“Of course, we will ask for opinions from arts and culture experts, arts and culture schools, as well as practitioners and experts,” OIKN Head Bambang Susantono said after visiting a museum in Abu Dhabi, United Arab Emirates (UAE), on Saturday (December 2) local time.
He noted that in order to realize the construction of a world-class museum in the new capital, his party had communicated with cultural figures and art practitioners and even conducted studies in several countries with world-famous museums.
All of those efforts were made to help define a world-class museum that can reflect the diversity of the Indonesian people in a museum that will be built in Nusantara in the future.

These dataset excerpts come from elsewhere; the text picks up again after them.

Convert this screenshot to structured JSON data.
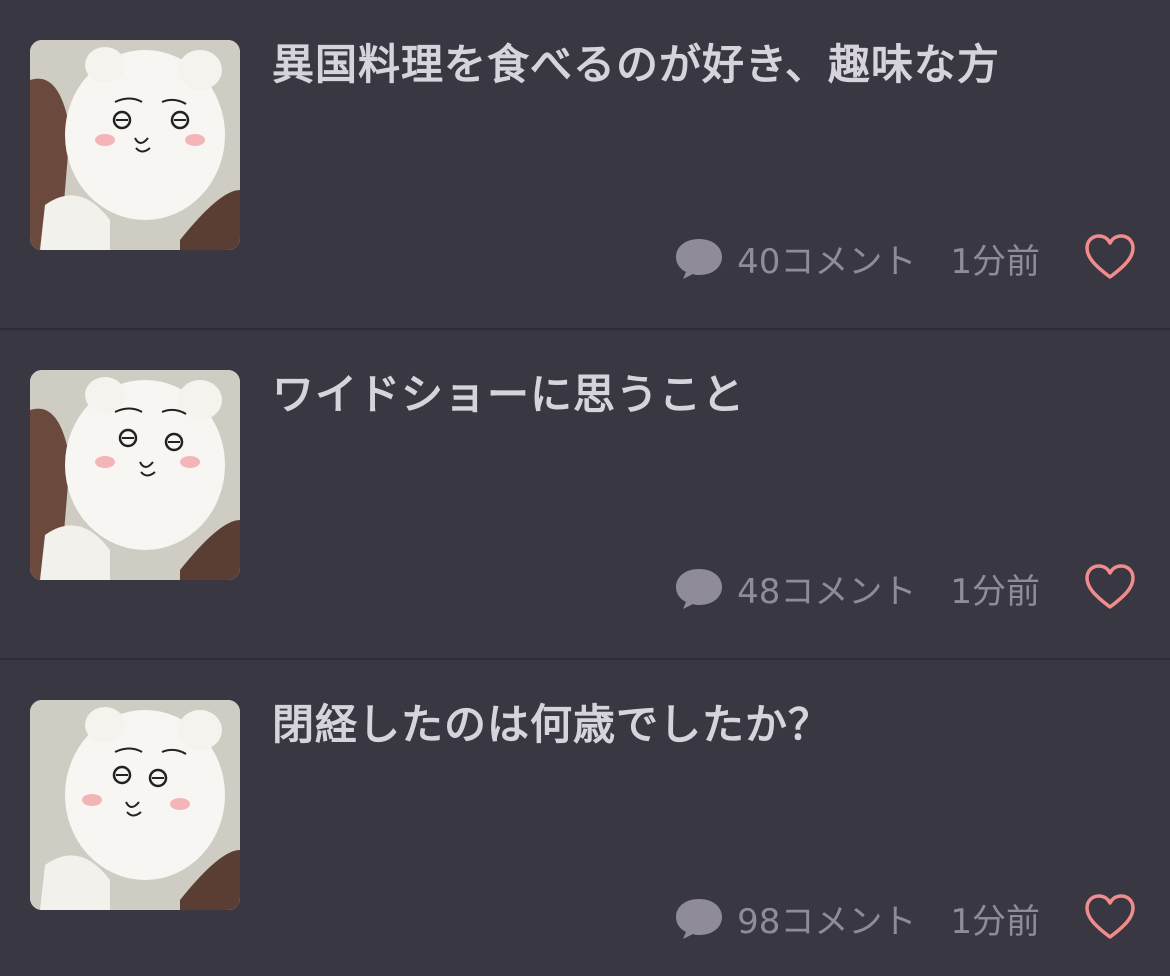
{
  "topics": [
    {
      "title": "異国料理を食べるのが好き、趣味な方",
      "comments": "40コメント",
      "time": "1分前"
    },
    {
      "title": "ワイドショーに思うこと",
      "comments": "48コメント",
      "time": "1分前"
    },
    {
      "title": "閉経したのは何歳でしたか？",
      "comments": "98コメント",
      "time": "1分前"
    }
  ],
  "colors": {
    "background": "#393742",
    "title": "#d6d4da",
    "meta": "#8f8c97",
    "heart": "#f28c8c"
  },
  "icons": {
    "comment": "speech-bubble-icon",
    "favorite": "heart-outline-icon",
    "thumbnail": "plush-character-avatar"
  }
}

“We carried out several comparisons in Europe, in several places, and also later we will consult with museum foundations in Indonesia so that later we will get the best,” Susantono explained during a visit on the sidelines of the COP28 event in Dubai, UAE.
The development of Nusantara on Kalimantan Island is one of the strategic priority projects included in the 2020–2024 National Medium-Term Development Plan (RPJMN).
The construction of the new capital is planned to be carried out from 2022 to 2045.
The Indonesian government is targeting that the construction be funded 80 percent from investment and 20 percent from the state budget.
This year, the realization of the new capital’s spending has reached Rp13 trillion (US$839.52 million) as of October 2023 from the total allocation of Rp29.3 trillion (US$1.89 billion) in the 2023 State Budget.
The allocated Rp29.3 trillion spending ceiling includes infrastructure spending of Rp26.3 trillion (US$1.69 billion) and non-infrastructure spending of Rp3 trillion (US$193.73 million).